# Another All-Clad v Tri-Ply vs Multi Clad discussion



## terroir (Dec 10, 2010)

So....

I've just replaced my saucepans and I have *really* appreciated the various topics in these forums that have helped to give me a better idea, but I'm going to throw this out there.... There seems to be a huge number of "me too" All-Clad owners that probably are buying purely because of the name and then swear blindly how good they are - The All-Clad Mafia! - without any appreciation or discussion of any of the short comings.

Being the anal researcher that I am, I tried to do as much homework as I could before making a decision. I went from All-Clad Copper Core to Stainless Steel, very briefly to COP-R and then to "the others". After walking around a number of shops trying and much on-line research, I came to the conclusion that All-Clad really were resting on their laurels and just not that good. Money isn't so much of an object as I was prepared to splash out for a set of the Copper Core All-Clads (if they were worth it). Consensus was that they weren't.

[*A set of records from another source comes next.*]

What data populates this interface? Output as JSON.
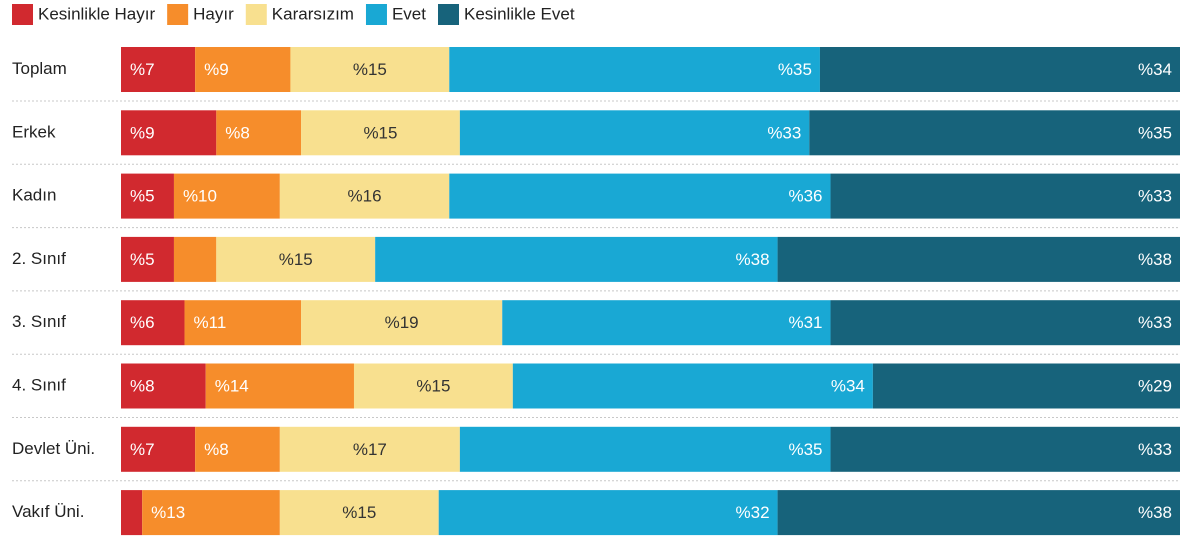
{
  "chart_data": {
    "type": "stacked_barh",
    "categories": [
      "Toplam",
      "Erkek",
      "Kadın",
      "2. Sınıf",
      "3. Sınıf",
      "4. Sınıf",
      "Devlet Üni.",
      "Vakıf Üni."
    ],
    "xlim": [
      0,
      100
    ],
    "series": [
      {
        "name": "Kesinlikle Hayır",
        "color": "#d1292f",
        "label_color": "#ffffff",
        "values": [
          7,
          9,
          5,
          5,
          6,
          8,
          7,
          2
        ],
        "value_labels": [
          "%7",
          "%9",
          "%5",
          "%5",
          "%6",
          "%8",
          "%7",
          null
        ]
      },
      {
        "name": "Hayır",
        "color": "#f68d2b",
        "label_color": "#ffffff",
        "values": [
          9,
          8,
          10,
          4,
          11,
          14,
          8,
          13
        ],
        "value_labels": [
          "%9",
          "%8",
          "%10",
          null,
          "%11",
          "%14",
          "%8",
          "%13"
        ]
      },
      {
        "name": "Kararsızım",
        "color": "#f8e08f",
        "label_color": "#333333",
        "values": [
          15,
          15,
          16,
          15,
          19,
          15,
          17,
          15
        ],
        "value_labels": [
          "%15",
          "%15",
          "%16",
          "%15",
          "%19",
          "%15",
          "%17",
          "%15"
        ]
      },
      {
        "name": "Evet",
        "color": "#19a8d4",
        "label_color": "#ffffff",
        "values": [
          35,
          33,
          36,
          38,
          31,
          34,
          35,
          32
        ],
        "value_labels": [
          "%35",
          "%33",
          "%36",
          "%38",
          "%31",
          "%34",
          "%35",
          "%32"
        ]
      },
      {
        "name": "Kesinlikle Evet",
        "color": "#17637b",
        "label_color": "#ffffff",
        "values": [
          34,
          35,
          33,
          38,
          33,
          29,
          33,
          38
        ],
        "value_labels": [
          "%34",
          "%35",
          "%33",
          "%38",
          "%33",
          "%29",
          "%33",
          "%38"
        ]
      }
    ]
  }
}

Finally I just couldn't get my head around the fact that the stainless series didn't have pouring lips on them. REALLY? I can understand for larger saucepans but for 1-2 qts, come on....

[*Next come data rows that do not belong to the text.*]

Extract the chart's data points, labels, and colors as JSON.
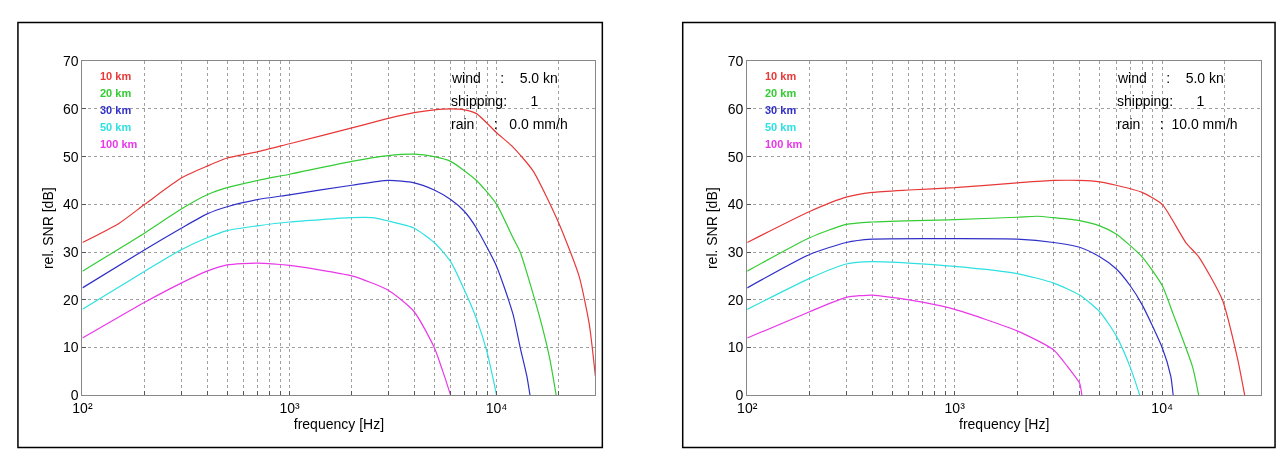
{
  "chart_data": [
    {
      "type": "line",
      "xlabel": "frequency [Hz]",
      "ylabel": "rel. SNR [dB]",
      "log": "x",
      "grid": true,
      "legend": "top left",
      "xlim": [
        100,
        30000
      ],
      "ylim": [
        0,
        70
      ],
      "xticks": [
        {
          "value": 100,
          "label": "10²"
        },
        {
          "value": 200,
          "label": null
        },
        {
          "value": 300,
          "label": null
        },
        {
          "value": 400,
          "label": null
        },
        {
          "value": 500,
          "label": null
        },
        {
          "value": 600,
          "label": null
        },
        {
          "value": 700,
          "label": null
        },
        {
          "value": 800,
          "label": null
        },
        {
          "value": 900,
          "label": null
        },
        {
          "value": 1000,
          "label": "10³"
        },
        {
          "value": 2000,
          "label": null
        },
        {
          "value": 3000,
          "label": null
        },
        {
          "value": 4000,
          "label": null
        },
        {
          "value": 5000,
          "label": null
        },
        {
          "value": 6000,
          "label": null
        },
        {
          "value": 7000,
          "label": null
        },
        {
          "value": 8000,
          "label": null
        },
        {
          "value": 9000,
          "label": null
        },
        {
          "value": 10000,
          "label": "10⁴"
        },
        {
          "value": 20000,
          "label": null
        }
      ],
      "yticks": [
        0,
        10,
        20,
        30,
        40,
        50,
        60,
        70
      ],
      "annotations": [
        "wind     :    5.0 kn",
        "shipping:      1",
        "rain     :   0.0 mm/h"
      ],
      "series": [
        {
          "name": "10 km",
          "color": "#e83838",
          "x": [
            100,
            150,
            200,
            300,
            400,
            500,
            700,
            1000,
            2000,
            3000,
            4000,
            5000,
            6000,
            7000,
            8000,
            10000,
            12000,
            15000,
            20000,
            25000,
            28000,
            30000
          ],
          "values": [
            32,
            36,
            40,
            45.5,
            48,
            49.7,
            51,
            52.7,
            56,
            58,
            59.2,
            59.8,
            60,
            59.8,
            59,
            55,
            52,
            47,
            36,
            25,
            15,
            4
          ]
        },
        {
          "name": "20 km",
          "color": "#33cc33",
          "x": [
            100,
            200,
            300,
            400,
            500,
            700,
            1000,
            2000,
            3000,
            4000,
            5000,
            6000,
            8000,
            10000,
            12000,
            13000,
            16000,
            18000,
            19400
          ],
          "values": [
            26,
            34,
            39,
            42,
            43.5,
            45,
            46.3,
            49,
            50.2,
            50.5,
            50,
            49,
            45,
            40,
            33,
            30,
            17,
            8,
            0
          ]
        },
        {
          "name": "30 km",
          "color": "#3030c8",
          "x": [
            100,
            200,
            300,
            400,
            500,
            700,
            1000,
            2000,
            3000,
            4000,
            5000,
            6000,
            7000,
            8000,
            10000,
            12000,
            13000,
            14000,
            14500
          ],
          "values": [
            22.5,
            30.5,
            35,
            38,
            39.5,
            41,
            42,
            44,
            45,
            44.5,
            43,
            41,
            38.5,
            35,
            27,
            17,
            10,
            4,
            0
          ]
        },
        {
          "name": "50 km",
          "color": "#2ee0e0",
          "x": [
            100,
            200,
            300,
            400,
            500,
            700,
            1000,
            2000,
            2500,
            3000,
            4000,
            5000,
            6000,
            7000,
            8000,
            9000,
            10000
          ],
          "values": [
            18,
            26,
            30.5,
            33,
            34.5,
            35.5,
            36.3,
            37.2,
            37.2,
            36.5,
            35,
            32,
            28,
            22,
            16,
            9,
            0
          ]
        },
        {
          "name": "100 km",
          "color": "#e838e8",
          "x": [
            100,
            200,
            300,
            400,
            500,
            700,
            1000,
            2000,
            3000,
            4000,
            5000,
            5500,
            6000
          ],
          "values": [
            12,
            19.5,
            23.5,
            26,
            27.3,
            27.7,
            27.2,
            25,
            22,
            17.5,
            10,
            5,
            0
          ]
        }
      ]
    },
    {
      "type": "line",
      "xlabel": "frequency [Hz]",
      "ylabel": "rel. SNR [dB]",
      "log": "x",
      "grid": true,
      "legend": "top left",
      "xlim": [
        100,
        30000
      ],
      "ylim": [
        0,
        70
      ],
      "xticks": [
        {
          "value": 100,
          "label": "10²"
        },
        {
          "value": 200,
          "label": null
        },
        {
          "value": 300,
          "label": null
        },
        {
          "value": 400,
          "label": null
        },
        {
          "value": 500,
          "label": null
        },
        {
          "value": 600,
          "label": null
        },
        {
          "value": 700,
          "label": null
        },
        {
          "value": 800,
          "label": null
        },
        {
          "value": 900,
          "label": null
        },
        {
          "value": 1000,
          "label": "10³"
        },
        {
          "value": 2000,
          "label": null
        },
        {
          "value": 3000,
          "label": null
        },
        {
          "value": 4000,
          "label": null
        },
        {
          "value": 5000,
          "label": null
        },
        {
          "value": 6000,
          "label": null
        },
        {
          "value": 7000,
          "label": null
        },
        {
          "value": 8000,
          "label": null
        },
        {
          "value": 9000,
          "label": null
        },
        {
          "value": 10000,
          "label": "10⁴"
        },
        {
          "value": 20000,
          "label": null
        }
      ],
      "yticks": [
        0,
        10,
        20,
        30,
        40,
        50,
        60,
        70
      ],
      "annotations": [
        "wind     :    5.0 kn",
        "shipping:      1",
        "rain     :  10.0 mm/h"
      ],
      "series": [
        {
          "name": "10 km",
          "color": "#e83838",
          "x": [
            100,
            200,
            300,
            400,
            600,
            1000,
            2000,
            3000,
            4000,
            5000,
            6000,
            8000,
            10000,
            13000,
            15000,
            19500,
            23000,
            25000
          ],
          "values": [
            32,
            38.5,
            41.5,
            42.5,
            43,
            43.5,
            44.5,
            45,
            45,
            44.7,
            44,
            42.5,
            40,
            32,
            29,
            20,
            8,
            0
          ]
        },
        {
          "name": "20 km",
          "color": "#33cc33",
          "x": [
            100,
            200,
            300,
            400,
            1000,
            2000,
            2500,
            3000,
            4000,
            5000,
            6000,
            8000,
            10000,
            11300,
            14000,
            15000
          ],
          "values": [
            26,
            33,
            35.8,
            36.3,
            36.8,
            37.3,
            37.5,
            37.2,
            36.6,
            35.5,
            33.8,
            29,
            23,
            17,
            6,
            0
          ]
        },
        {
          "name": "30 km",
          "color": "#3030c8",
          "x": [
            100,
            200,
            300,
            400,
            1000,
            2000,
            3000,
            4000,
            5000,
            6000,
            7000,
            8000,
            10000,
            11000,
            11300
          ],
          "values": [
            22.5,
            29.5,
            32,
            32.7,
            32.8,
            32.7,
            32,
            31,
            29,
            26.5,
            23,
            19,
            10,
            4,
            0
          ]
        },
        {
          "name": "50 km",
          "color": "#2ee0e0",
          "x": [
            100,
            200,
            300,
            400,
            600,
            1000,
            2000,
            3000,
            4000,
            5000,
            6000,
            7000,
            7800
          ],
          "values": [
            18,
            24.5,
            27.5,
            28,
            27.7,
            27,
            25.5,
            23.5,
            21,
            17.5,
            12.5,
            6,
            0
          ]
        },
        {
          "name": "100 km",
          "color": "#e838e8",
          "x": [
            100,
            200,
            300,
            400,
            500,
            700,
            1000,
            2000,
            3000,
            3500,
            4000,
            4100
          ],
          "values": [
            12,
            17.5,
            20.5,
            21,
            20.5,
            19.5,
            18,
            13.5,
            9.5,
            6,
            2.5,
            0
          ]
        }
      ]
    }
  ]
}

So I after too much time I have just bought the Calphalon Tri-Ply 1.5qt and 4.5qt - similar construction, similar good looks, PLUS a more ergo designed easier to hold handle PLUS glass lids and cheaper.

BUT

To hedge my bets and have a basis for comparison I have also bought the 3qt All-Clad (sans pouring lip) so I hope to have a pretty good idea which way to jump next. I am still in the market for a 2 or 2.5, but will wait to see how these play out and will most likely make the next move into a couple of proper 2.5mm copper Mauviel pieces next time I am in Paris.

My 2 cents worth.


----------



## kcz (Dec 14, 2006)

I've owned All-Clad stainless for 20+ years and I think it's generally a good product.  However, I've recently discovered Le Creuset tri-ply stainless, and I have to say that it beats All-Clad hands-down.  Nothing sticks to it, it pours better, the handles are better, it also works on induction, and it's less expensive (although still not cheap).  It's also better than the Calphalon hard-anodized that I've owned.  JMHO.  If I needed to buy a whole set of something, Le Creuset tri-ply would be the one.  The only downside is that it's a relatively new line so they don't offer as many pieces as some of the other companies.

I would also add that I have a couple of pieces of All-Clad's d5 non-stick for which I paid a small fortune at Williams-Sonoma.  The non-stick coating is discoloring after less than 3 months of light use and I doubt it's longevity.


----------